Yesterday, while getting my kids from their preschool, and remembering to walk our bike out of the parking and pickup area, I lost it. Like a serious leather biker dumps their bike, but with kids on it. Clump and I couldn’t pick them up on their slow descent to the ground.
Luckily, they both wear helmets. They were unscathed if not a bit shaken.
I was the mom who couldn’t pick up my heavy beast of a bike, with its luggy battery pack and solid frame in yellow. Half of my right foot came out of its flat, all twisted like a newly bound foot. My knee bit the ground and I murmured “F—” with two other moms (and my kids) around.
“Are you okay”? asks the mom who is slowing steering her pram into the site. “Daijobu desu ka?” I am still battling for the will and strength to pick up my bike with kids on it, tilted and operating with a knee that must be bloody. Clearly, I am not alright.
“Daijobu janai” I reply, all misaligned, head eying the ground where the frame lays, kids flailing like beetles on their backs, still on the ground because I still can’t pick them up. I must be at a weird angle.

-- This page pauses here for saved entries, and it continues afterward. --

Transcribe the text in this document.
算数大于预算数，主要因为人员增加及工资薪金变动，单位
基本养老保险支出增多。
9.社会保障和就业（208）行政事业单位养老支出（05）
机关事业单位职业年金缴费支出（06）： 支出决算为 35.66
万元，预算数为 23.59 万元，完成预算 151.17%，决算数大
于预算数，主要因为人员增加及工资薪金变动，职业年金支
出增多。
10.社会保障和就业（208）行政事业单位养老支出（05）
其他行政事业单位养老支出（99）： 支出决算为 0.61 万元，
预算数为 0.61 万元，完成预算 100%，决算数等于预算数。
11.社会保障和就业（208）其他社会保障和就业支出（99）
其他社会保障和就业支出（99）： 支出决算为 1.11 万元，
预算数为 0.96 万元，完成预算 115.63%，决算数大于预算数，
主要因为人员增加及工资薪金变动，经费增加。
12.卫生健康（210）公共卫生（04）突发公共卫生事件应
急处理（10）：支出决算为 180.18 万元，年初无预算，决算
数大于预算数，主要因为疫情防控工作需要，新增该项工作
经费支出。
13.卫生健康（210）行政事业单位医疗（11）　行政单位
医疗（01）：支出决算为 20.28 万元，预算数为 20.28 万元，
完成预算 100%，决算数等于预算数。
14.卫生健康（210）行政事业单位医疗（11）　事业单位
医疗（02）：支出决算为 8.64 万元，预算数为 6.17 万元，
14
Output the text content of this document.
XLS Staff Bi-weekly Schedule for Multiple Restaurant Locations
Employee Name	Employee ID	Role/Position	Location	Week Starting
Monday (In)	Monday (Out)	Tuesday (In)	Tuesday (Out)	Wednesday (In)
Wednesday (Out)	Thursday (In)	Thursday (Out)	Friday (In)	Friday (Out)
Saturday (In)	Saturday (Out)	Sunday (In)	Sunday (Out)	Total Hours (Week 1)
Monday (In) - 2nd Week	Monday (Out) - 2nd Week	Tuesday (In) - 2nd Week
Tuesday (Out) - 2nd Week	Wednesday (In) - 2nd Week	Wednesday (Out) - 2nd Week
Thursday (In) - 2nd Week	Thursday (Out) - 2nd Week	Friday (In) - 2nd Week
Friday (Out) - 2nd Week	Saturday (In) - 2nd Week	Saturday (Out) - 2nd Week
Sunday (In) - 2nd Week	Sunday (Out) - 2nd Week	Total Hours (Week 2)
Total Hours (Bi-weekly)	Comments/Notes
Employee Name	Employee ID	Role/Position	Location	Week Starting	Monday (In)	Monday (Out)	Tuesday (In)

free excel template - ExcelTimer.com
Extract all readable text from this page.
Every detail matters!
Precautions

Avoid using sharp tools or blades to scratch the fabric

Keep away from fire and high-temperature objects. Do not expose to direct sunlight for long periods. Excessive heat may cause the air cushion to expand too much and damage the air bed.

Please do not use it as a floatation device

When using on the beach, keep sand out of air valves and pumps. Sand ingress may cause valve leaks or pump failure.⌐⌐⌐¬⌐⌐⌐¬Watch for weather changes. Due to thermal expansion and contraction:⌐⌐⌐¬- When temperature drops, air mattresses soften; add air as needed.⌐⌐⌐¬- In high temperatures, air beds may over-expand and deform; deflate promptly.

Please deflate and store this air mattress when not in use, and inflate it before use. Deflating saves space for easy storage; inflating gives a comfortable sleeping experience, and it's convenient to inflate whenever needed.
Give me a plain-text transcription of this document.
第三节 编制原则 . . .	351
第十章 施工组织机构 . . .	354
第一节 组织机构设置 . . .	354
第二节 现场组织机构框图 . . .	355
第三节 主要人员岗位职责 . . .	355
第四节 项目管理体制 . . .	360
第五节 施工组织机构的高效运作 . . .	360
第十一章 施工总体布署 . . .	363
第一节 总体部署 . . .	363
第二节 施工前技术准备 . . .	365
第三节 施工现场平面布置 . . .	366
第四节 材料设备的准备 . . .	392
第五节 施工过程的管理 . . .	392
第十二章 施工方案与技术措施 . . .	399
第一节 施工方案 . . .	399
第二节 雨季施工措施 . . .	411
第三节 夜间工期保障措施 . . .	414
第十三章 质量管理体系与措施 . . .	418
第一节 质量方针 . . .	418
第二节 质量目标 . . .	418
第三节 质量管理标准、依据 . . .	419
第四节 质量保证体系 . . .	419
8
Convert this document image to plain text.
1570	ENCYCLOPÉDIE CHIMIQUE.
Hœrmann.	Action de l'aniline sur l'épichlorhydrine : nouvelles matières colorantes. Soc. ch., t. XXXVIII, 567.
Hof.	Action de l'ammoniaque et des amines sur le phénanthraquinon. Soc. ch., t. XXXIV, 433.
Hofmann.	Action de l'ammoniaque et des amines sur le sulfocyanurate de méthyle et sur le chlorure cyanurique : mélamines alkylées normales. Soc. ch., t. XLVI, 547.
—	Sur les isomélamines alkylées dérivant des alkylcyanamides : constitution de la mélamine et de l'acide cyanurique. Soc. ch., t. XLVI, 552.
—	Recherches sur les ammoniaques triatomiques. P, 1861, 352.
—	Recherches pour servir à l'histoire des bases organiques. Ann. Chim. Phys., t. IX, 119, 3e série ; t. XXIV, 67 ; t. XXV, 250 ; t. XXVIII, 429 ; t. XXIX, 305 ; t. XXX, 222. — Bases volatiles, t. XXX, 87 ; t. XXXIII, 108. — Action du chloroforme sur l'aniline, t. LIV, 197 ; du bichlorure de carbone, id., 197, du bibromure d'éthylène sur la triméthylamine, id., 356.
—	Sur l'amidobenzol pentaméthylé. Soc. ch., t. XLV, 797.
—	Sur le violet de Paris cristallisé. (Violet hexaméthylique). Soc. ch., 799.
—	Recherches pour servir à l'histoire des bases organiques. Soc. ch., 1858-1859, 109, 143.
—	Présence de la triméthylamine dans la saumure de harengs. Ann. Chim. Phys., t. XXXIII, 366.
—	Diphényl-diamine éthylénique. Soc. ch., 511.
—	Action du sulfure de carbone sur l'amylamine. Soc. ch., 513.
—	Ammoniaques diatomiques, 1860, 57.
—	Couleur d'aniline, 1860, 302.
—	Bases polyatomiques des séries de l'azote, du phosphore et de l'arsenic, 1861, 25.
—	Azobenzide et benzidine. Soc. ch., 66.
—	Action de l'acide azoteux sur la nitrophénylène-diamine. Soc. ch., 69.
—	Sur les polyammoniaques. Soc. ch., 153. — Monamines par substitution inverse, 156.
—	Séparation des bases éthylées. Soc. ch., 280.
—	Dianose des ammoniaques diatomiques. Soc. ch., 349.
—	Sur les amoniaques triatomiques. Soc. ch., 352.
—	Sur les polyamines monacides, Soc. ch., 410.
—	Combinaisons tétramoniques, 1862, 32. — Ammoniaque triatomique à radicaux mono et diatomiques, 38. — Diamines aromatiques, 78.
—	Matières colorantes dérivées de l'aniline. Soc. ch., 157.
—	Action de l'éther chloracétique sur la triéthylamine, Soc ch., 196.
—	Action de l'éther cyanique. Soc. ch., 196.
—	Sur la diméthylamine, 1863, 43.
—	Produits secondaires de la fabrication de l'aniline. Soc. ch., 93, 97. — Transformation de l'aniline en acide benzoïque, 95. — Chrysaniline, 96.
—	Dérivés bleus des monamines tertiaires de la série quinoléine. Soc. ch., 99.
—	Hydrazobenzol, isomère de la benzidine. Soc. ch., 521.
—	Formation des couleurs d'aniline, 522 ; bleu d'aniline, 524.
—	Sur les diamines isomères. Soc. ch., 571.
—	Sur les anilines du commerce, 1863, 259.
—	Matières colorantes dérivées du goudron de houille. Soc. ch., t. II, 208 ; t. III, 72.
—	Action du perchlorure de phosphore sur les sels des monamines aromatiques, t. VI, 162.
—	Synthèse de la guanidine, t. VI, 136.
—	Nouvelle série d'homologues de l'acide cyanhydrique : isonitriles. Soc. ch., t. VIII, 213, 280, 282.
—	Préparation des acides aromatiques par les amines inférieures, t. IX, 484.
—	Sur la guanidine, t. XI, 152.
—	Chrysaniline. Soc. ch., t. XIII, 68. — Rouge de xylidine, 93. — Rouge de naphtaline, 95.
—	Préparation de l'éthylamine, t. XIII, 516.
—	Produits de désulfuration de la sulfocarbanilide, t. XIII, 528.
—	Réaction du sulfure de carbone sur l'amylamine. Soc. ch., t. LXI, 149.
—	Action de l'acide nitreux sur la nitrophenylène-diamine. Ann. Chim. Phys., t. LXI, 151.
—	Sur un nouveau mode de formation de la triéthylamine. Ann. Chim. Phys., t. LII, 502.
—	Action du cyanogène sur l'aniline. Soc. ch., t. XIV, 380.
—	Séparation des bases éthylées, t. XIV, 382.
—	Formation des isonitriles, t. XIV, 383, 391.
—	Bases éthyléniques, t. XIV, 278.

Another mom comes in and now rushes to pick up my bike. My jeans are ripped and sure enough, a red line is peeking out. I walk us out of the main gate and wonder how solid I am to take these guys home. I decide with kids that I need to lift weights because I must need more strength so I can help them and others.
I push us past lights and cross streets, knee pulsing with each pedal-kick. “I’ll be your doctor, Mom. We’ll get you a Band-aid and medicine and I’ll put it on.”
She sifts through the tin, shuffling bright kid bandages out of the way. Doctor daughter retrieves the necessary bland adult ones and washes her hands. She sits me down, ordering me in Japanese. “This is a Japanese office. We don’t understand English.” She is taking care of me, seeing me through what I cannot do as well. This is her niche. I just have to sit and not flinch. She preps the two Band-aids, custom-sized to my two bloody scrapes, a gooey dose of medicine subduing the sore pain. She ends with a hug.
I think this is a perfect snapshot of life today– failing, falling, and letting my kids see my desire to be strengthened, letting them be part of the healing. I am a good patient. I appreciate the kindness. That’s the point. Leveling your bike, falling on your butt can bring out the grace. In the morning, I’ll ask my girl to look at my wounds and assess for further care.
The jeans are a bit done for, unless I want to rock a hole and be the biker mom. Or maybe it’s time for me to simply ride in leather.